Lustgarten demonstrates clear associations between microbes and aging. That’s hardly newsworthy.
He’s much less clear when he switches to talking about causality. He says microbes are the root cause of aging, and occasionally provides weak evidence to support that.
I still have plenty of reason to suspect that much of those associations are due to frailty and declining immune systems, which let microbes take over more. Lustgarten doesn’t make the kind of argument that would convince me that the microbe –> senility causal path is more important than the senility –> microbe causal path.
He has a decent amount of practical advice that is likely to be quite healthy even if he’s wrong about the root cause of aging, including: eat lots of leaves, green peppers, mushrooms, and use low pH soap.
One confusing recommendation is to limit our protein intake to moderate levels.
He provides a nice graph of mortality as a function of
He also notes that methionine restriction has significant evidence behind it, and methionine restriction requires restricting protein, especially animal proteins.
Yet I see some suggestions that protein (methionine) restriction is likely only helpful in people with kidney disease.
My impression is that high BUN mostly indicates poor health when it’s caused by kidney problems, and doesn’t provide much reason for reducing protein consumption, and least in people with healthy kidneys.

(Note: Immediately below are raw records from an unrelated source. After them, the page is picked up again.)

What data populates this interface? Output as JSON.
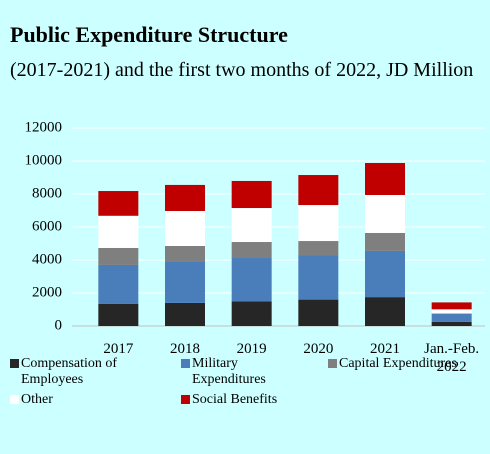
{
  "chart_data": {
    "type": "stacked_bar",
    "title": "Public Expenditure Structure",
    "subtitle": "(2017-2021) and the first two months of 2022, JD Million",
    "categories": [
      "2017",
      "2018",
      "2019",
      "2020",
      "2021",
      "Jan.-Feb. 2022"
    ],
    "series": [
      {
        "name": "Compensation of Employees",
        "color": "#262626",
        "values": [
          1350,
          1400,
          1500,
          1600,
          1750,
          250
        ]
      },
      {
        "name": "Military Expenditures",
        "color": "#4a7ebb",
        "values": [
          2350,
          2480,
          2620,
          2700,
          2800,
          480
        ]
      },
      {
        "name": "Capital Expenditures",
        "color": "#7f7f7f",
        "values": [
          1030,
          970,
          970,
          850,
          1090,
          30
        ]
      },
      {
        "name": "Other",
        "color": "#ffffff",
        "values": [
          1950,
          2120,
          2060,
          2180,
          2300,
          250
        ]
      },
      {
        "name": "Social Benefits",
        "color": "#c00000",
        "values": [
          1500,
          1580,
          1640,
          1820,
          1940,
          420
        ]
      }
    ],
    "ylim": [
      0,
      12000
    ],
    "yticks": [
      0,
      2000,
      4000,
      6000,
      8000,
      10000,
      12000
    ],
    "grid": true
  }
}
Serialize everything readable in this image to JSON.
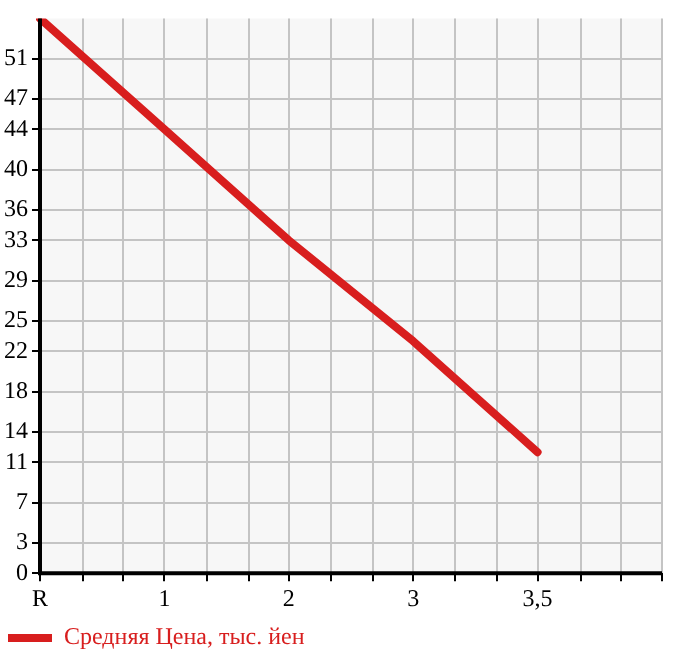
{
  "chart_data": {
    "type": "line",
    "categories": [
      "R",
      "1",
      "2",
      "3",
      "3,5",
      null
    ],
    "series": [
      {
        "name": "Средняя Цена, тыс. йен",
        "color": "#d81e1e",
        "values": [
          55,
          44,
          33,
          23,
          12,
          null
        ]
      }
    ],
    "ylim": [
      0,
      55
    ],
    "yticks": [
      0,
      3,
      7,
      11,
      14,
      18,
      22,
      25,
      29,
      33,
      36,
      40,
      44,
      47,
      51
    ],
    "grid": true,
    "legend": "bottom left",
    "marker": "none",
    "line_style": "solid"
  }
}
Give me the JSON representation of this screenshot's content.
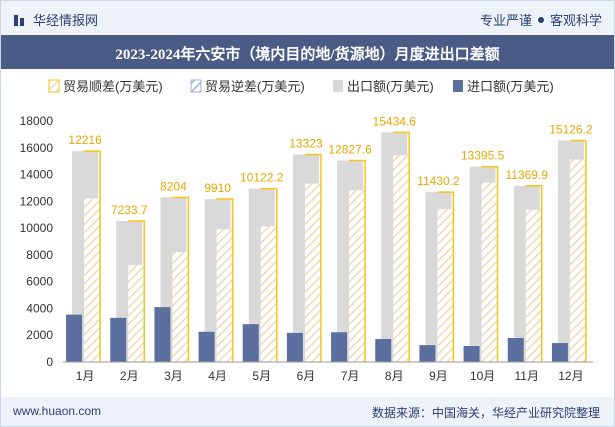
{
  "header": {
    "brand": "华经情报网",
    "tag1": "专业严谨",
    "tag2": "客观科学"
  },
  "title": "2023-2024年六安市（境内目的地/货源地）月度进出口差额",
  "footer": {
    "website": "www.huaon.com",
    "source": "数据来源：中国海关，华经产业研究院整理"
  },
  "colors": {
    "surplus": "#f5c518",
    "deficit": "#9fb3cf",
    "export": "#d9d9d9",
    "import": "#5b6f9e",
    "header_bg": "#4a5b85"
  },
  "chart_data": {
    "type": "bar",
    "categories": [
      "1月",
      "2月",
      "3月",
      "4月",
      "5月",
      "6月",
      "7月",
      "8月",
      "9月",
      "10月",
      "11月",
      "12月"
    ],
    "series": [
      {
        "name": "贸易顺差(万美元)",
        "values": [
          12216,
          7233.7,
          8204,
          9910,
          10122.2,
          13323,
          12827.6,
          15434.6,
          11430.2,
          13395.5,
          11369.9,
          15126.2
        ]
      },
      {
        "name": "贸易逆差(万美元)",
        "values": [
          0,
          0,
          0,
          0,
          0,
          0,
          0,
          0,
          0,
          0,
          0,
          0
        ]
      },
      {
        "name": "出口额(万美元)",
        "values": [
          15750,
          10530,
          12300,
          12170,
          12950,
          15500,
          15050,
          17150,
          12690,
          14590,
          13160,
          16540
        ]
      },
      {
        "name": "进口额(万美元)",
        "values": [
          3534,
          3296,
          4096,
          2260,
          2828,
          2177,
          2222,
          1715,
          1260,
          1195,
          1790,
          1414
        ]
      }
    ],
    "data_labels": [
      "12216",
      "7233.7",
      "8204",
      "9910",
      "10122.2",
      "13323",
      "12827.6",
      "15434.6",
      "11430.2",
      "13395.5",
      "11369.9",
      "15126.2"
    ],
    "ylim": [
      0,
      18000
    ],
    "yticks": [
      "0",
      "2000",
      "4000",
      "6000",
      "8000",
      "10000",
      "12000",
      "14000",
      "16000",
      "18000"
    ],
    "legend_position": "top",
    "grid": false
  }
}
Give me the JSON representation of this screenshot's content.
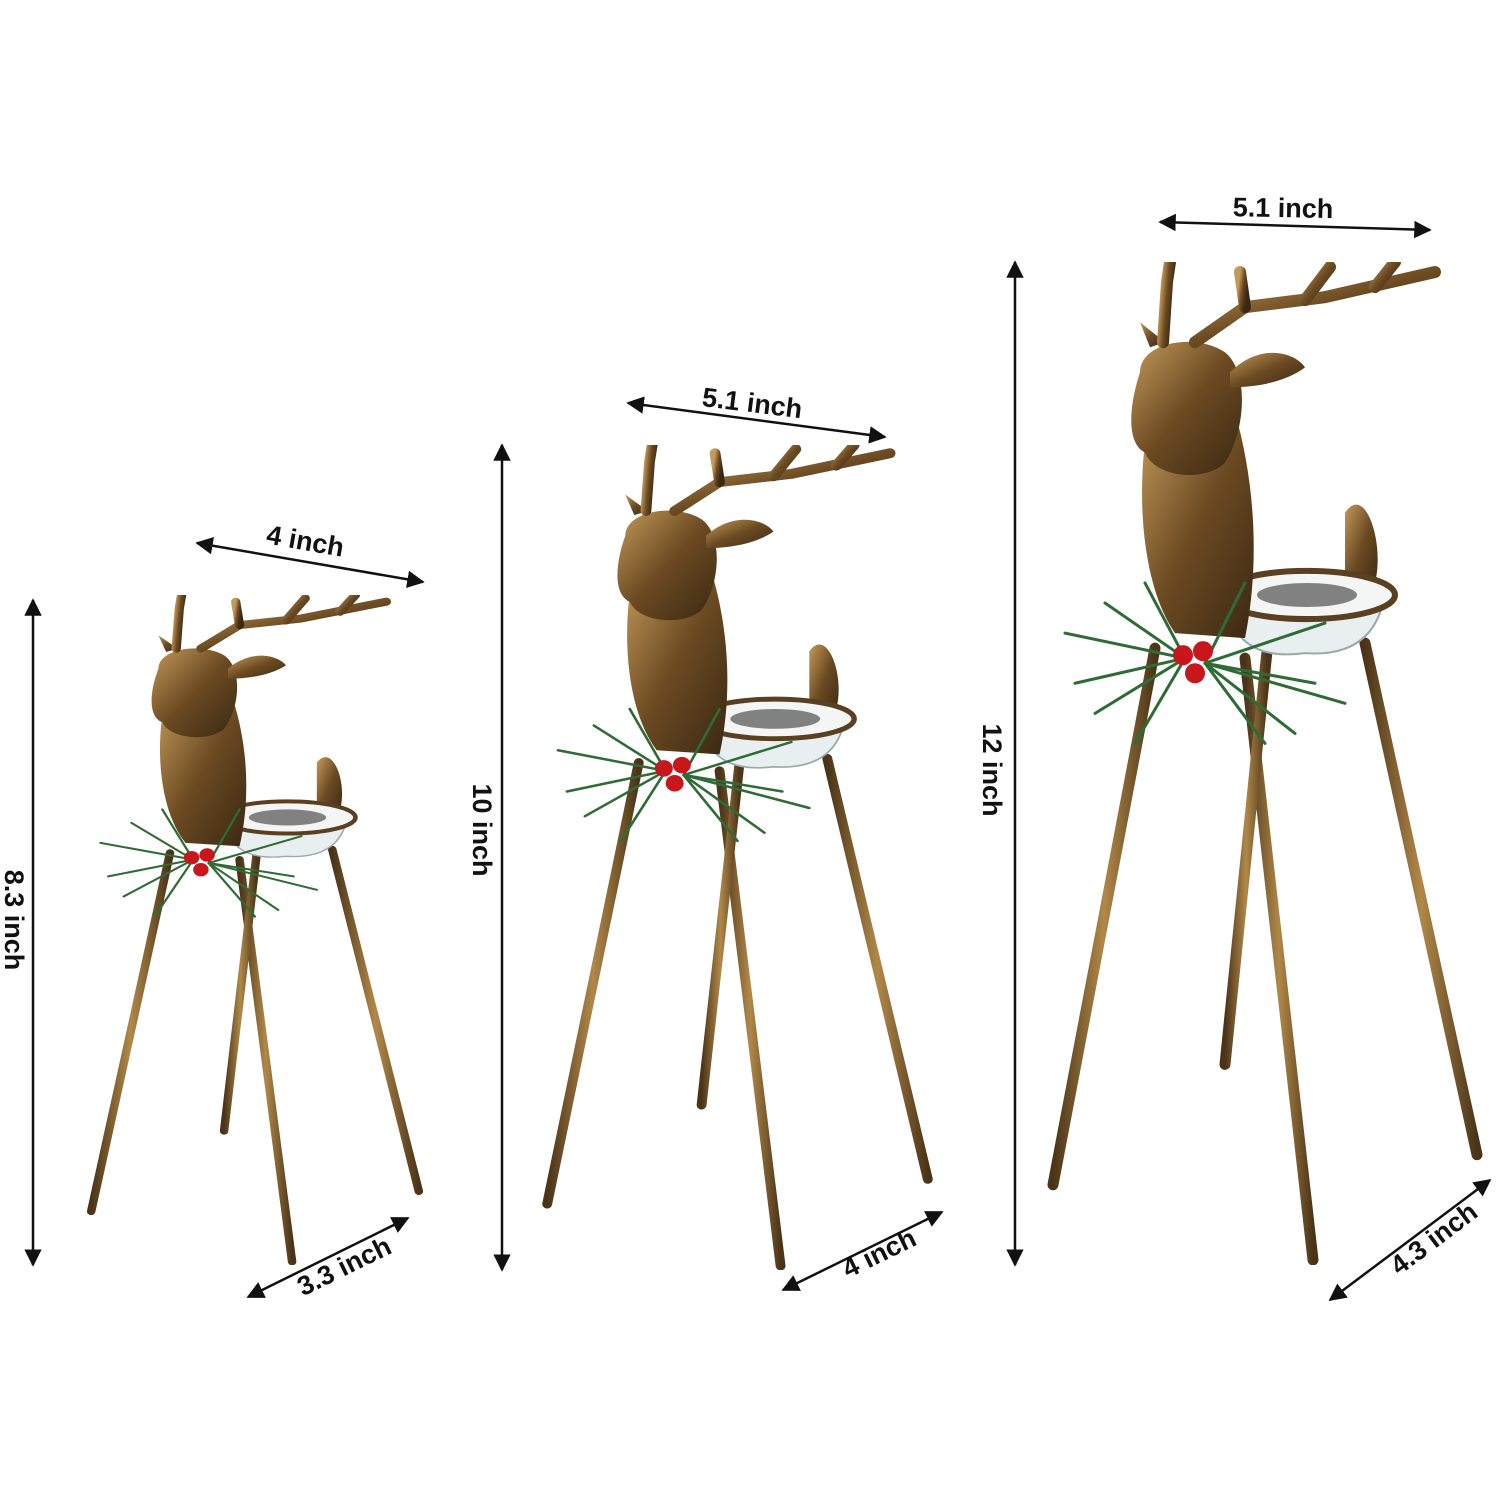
{
  "items": [
    {
      "width": "4 inch",
      "height": "8.3 inch",
      "depth": "3.3 inch"
    },
    {
      "width": "5.1 inch",
      "height": "10 inch",
      "depth": "4 inch"
    },
    {
      "width": "5.1 inch",
      "height": "12 inch",
      "depth": "4.3 inch"
    }
  ]
}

Lustgarten has since blogged about evidence (see the 7/11/2018 update) that higher protein intake helps reduce his homocysteine.
I have also noticed a (noisy) negative correlation between my protein consumption and my homocysteine levels. But that might be due to riboflavin – when I reduce my protein intake, I also reduce my riboflavin intake, since crickets are an important source of riboflavin for me. So I want to do more research into dietary protein before deciding to reduce it.
The book is too quick to dive into technical references, with limited descriptions of why they’re relevant. In many cases, I decided they provided only marginal support to his important points.
Read his blog before deciding whether to read the minibook. The blog focuses more on quantified-self-style reporting, and less on promoting a grand theory.
methionine restriction likely only effective inasmuch as it reduces glycine/methionine imbalance; better approach probably to take glycine supplementation (glycine powder 5g-15g daily/ collagen powder, pork rinds) to complement methionine as opposed to reducing methionine.
Frog, thank you. I looked into this when reviewing The Longevity Diet, and it does seem a good deal more plausible that modern diets are low in glycine relative to methionine than that we’re poor at handling methionine.
But 5g-15g/day sounds like a lot. I think 1g/day ought to be enough to restore a natural ratio to a decent diet. I plan to eat a collagen bar (such as the Perfect Keto Bar) at least once a week, and get a fair amount of my protein from plants.